Today's post, The So-Called Heisenberg Uncertainty Principle was originally published on 23 April 2008. A summary (taken from the LW wiki):

 

Unlike classical physics, in quantum physics it is not possible to separate out a particle's "position" from its "momentum". The evolution of the amplitude distribution over time, involves things like taking the second derivative in space and multiplying by i to get the first derivative in time. The end result of this time evolution rule is that blobs of particle-presence appear to race around in physical space. The notion of "an exact particular momentum" or "an exact particular position" is not something that can physically happen, it is a tool for analyzing amplitude distributions by taking them apart into a sum of simpler waves. This uses the assumption and fact of linearity: the evolution of the whole wavefunction seems to always be the additive sum of the evolution of its pieces. Using this tool, we can see that if you take apart the same distribution into a sum of positions and a sum of momenta, they cannot both be sharply concentrated at the same time.
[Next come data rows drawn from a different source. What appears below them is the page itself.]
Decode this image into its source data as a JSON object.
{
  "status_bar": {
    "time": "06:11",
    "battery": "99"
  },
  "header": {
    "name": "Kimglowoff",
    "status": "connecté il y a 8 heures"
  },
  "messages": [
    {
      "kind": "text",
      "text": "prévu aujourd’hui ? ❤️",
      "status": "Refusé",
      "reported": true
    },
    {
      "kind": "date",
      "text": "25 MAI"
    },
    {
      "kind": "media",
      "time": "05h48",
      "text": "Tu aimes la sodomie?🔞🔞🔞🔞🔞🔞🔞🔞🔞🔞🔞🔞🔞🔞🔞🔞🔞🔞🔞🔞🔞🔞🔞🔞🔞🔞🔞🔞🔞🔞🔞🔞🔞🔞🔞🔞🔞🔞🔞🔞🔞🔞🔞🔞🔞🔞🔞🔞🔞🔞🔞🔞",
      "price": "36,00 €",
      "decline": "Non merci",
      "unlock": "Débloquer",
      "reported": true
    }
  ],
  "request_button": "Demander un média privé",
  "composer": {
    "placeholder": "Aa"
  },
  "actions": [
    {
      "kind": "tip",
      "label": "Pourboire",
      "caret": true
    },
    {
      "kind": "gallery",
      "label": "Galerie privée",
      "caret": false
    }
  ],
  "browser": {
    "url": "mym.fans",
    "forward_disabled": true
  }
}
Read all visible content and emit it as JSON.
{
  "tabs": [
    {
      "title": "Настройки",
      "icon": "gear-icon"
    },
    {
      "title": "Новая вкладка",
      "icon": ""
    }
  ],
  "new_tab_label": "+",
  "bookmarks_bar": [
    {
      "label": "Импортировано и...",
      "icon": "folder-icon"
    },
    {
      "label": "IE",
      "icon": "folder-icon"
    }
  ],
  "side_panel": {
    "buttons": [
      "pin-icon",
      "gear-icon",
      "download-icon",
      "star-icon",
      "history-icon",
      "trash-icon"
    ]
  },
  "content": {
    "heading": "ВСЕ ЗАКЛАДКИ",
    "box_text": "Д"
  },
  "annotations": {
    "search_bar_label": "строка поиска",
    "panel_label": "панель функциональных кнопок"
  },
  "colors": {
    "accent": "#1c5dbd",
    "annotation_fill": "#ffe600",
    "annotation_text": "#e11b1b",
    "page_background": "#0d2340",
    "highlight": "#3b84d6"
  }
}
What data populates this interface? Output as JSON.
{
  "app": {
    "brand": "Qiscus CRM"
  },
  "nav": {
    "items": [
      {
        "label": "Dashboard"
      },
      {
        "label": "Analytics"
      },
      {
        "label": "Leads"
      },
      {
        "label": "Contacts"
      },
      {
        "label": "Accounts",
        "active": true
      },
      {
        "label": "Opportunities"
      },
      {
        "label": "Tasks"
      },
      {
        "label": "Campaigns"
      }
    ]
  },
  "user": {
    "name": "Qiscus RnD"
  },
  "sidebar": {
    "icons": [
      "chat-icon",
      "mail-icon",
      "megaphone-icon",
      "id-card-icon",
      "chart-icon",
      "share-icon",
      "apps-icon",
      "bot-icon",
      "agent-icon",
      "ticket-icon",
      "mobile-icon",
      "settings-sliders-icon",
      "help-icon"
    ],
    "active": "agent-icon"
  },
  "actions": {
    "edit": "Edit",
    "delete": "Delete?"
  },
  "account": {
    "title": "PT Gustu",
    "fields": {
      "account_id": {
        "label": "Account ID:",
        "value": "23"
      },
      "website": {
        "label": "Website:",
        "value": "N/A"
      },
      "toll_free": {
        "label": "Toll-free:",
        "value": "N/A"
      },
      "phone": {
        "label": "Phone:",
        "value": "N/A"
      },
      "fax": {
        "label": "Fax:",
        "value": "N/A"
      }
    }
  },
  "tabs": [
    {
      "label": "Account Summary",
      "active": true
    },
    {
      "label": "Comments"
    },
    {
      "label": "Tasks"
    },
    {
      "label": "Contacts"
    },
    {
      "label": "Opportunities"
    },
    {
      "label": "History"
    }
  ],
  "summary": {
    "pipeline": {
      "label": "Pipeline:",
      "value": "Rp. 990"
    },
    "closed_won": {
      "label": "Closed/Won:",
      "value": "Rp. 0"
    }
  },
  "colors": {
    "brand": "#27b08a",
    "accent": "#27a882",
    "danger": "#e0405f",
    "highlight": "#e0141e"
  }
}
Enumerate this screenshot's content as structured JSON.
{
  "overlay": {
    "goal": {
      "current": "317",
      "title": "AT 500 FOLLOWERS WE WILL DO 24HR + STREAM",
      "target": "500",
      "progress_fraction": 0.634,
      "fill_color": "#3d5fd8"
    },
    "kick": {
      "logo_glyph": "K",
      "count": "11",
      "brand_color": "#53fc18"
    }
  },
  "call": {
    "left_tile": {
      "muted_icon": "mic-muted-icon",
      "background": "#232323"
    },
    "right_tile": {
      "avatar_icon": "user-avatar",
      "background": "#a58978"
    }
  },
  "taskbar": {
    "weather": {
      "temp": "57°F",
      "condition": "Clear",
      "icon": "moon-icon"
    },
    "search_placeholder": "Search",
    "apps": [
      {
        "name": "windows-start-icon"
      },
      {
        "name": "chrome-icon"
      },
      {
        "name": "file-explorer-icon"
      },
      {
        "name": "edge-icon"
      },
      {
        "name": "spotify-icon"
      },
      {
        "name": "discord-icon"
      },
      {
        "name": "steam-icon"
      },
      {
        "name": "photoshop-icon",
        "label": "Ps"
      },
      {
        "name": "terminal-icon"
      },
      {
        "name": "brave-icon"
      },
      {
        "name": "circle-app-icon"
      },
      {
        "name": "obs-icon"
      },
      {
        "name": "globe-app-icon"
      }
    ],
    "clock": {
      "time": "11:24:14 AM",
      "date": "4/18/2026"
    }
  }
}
When you "observe" a particle's position, that is, decohere its positional distribution by making it interact with a sensor, you take its wave packet apart into two pieces; then the two pieces evolve differently. The Heisenberg Principle definitely does not say that knowing about the particle, or consciously seeing it, will make the universe behave differently.


Discuss the post here (rather than in the comments to the original post).

This post is part of the Rerunning the Sequences series, where we'll be going through Eliezer Yudkowsky's old posts in order so that people who are interested can (re-)read and discuss them. The previous post was Decoherence, and you can use the sequence_reruns tag or rss feed to follow the rest of the series.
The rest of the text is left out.